A critical, unauthenticated remote code execution (RCE) vulnerability in the popular Marimo open-source Python notebook environment is being actively exploited in the wild. Disclosed on April 10, 2026, the vulnerability was reportedly exploited by threat actors within just 10 hours of its public disclosure to steal credentials and gain unauthorized access to data science environments.
What Happened
The vulnerability, tracked as CVE-2026-39987, carries a critical CVSS score of 9.3. It stems from improper input validation and unsafe deserialization within the Marimo backend, allowing an unauthenticated attacker to execute arbitrary Python code on the host system running the notebook server.
Marimo, known for its reactive and reproducible notebook capabilities, has seen significant adoption in data science and AI development pipelines. Because notebook environments often have access to sensitive data, cloud credentials, and internal networks, this vulnerability poses a severe risk to organizations. Threat actors are actively scanning for exposed Marimo instances to deploy post-exploitation tools, steal environment variables (such as AWS keys and API tokens), and potentially pivot further into corporate networks.

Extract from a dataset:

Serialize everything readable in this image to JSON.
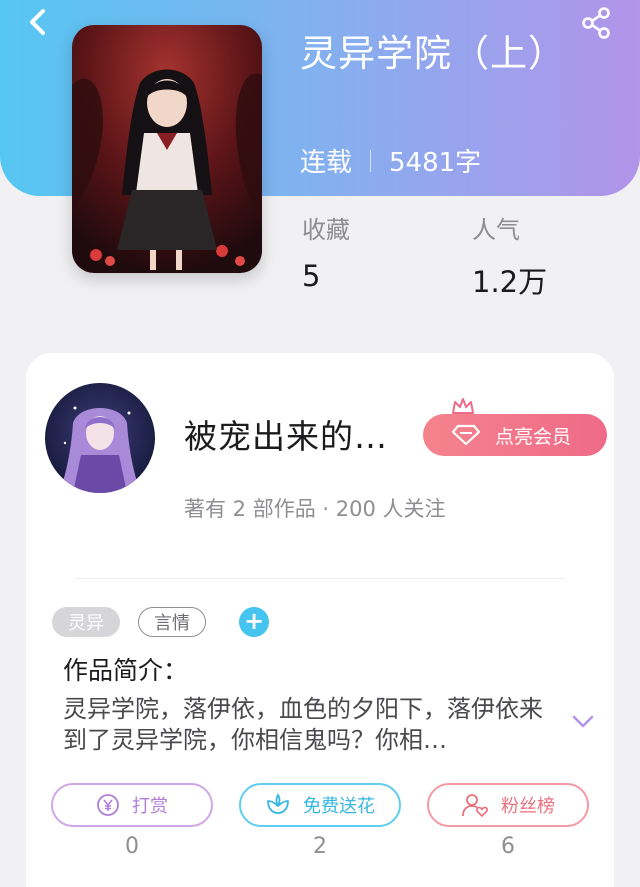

All versions of Marimo up to and including 0.20.4 are vulnerable. The maintainers have rushed out an emergency patch in version 0.23.0 to address the flaw.
How to check if you’re affected
To determine if your environment is exposed and to secure your systems, follow these steps immediately:
- Check your Marimo version: Run the command
marimo --versionorpip show marimoin your terminal or virtual environment. If the version is 0.20.4 or lower, you are vulnerable. - Update Marimo: Immediately upgrade to the patched version by running
pip install --upgrade marimo>=0.23.0. - Audit exposed instances: Ensure that your Marimo instances are not exposed directly to the public internet. Notebooks should always be placed behind strict authentication gateways, VPNs, or internal networks.
- Review logs and rotate credentials: Check your server and application logs for unusual code execution or unauthorized access. Because exploits have been actively observed in the wild stealing credentials, it is highly recommended to rotate any API keys, database passwords, or cloud credentials that were accessible within the Marimo environment’s variables or file system.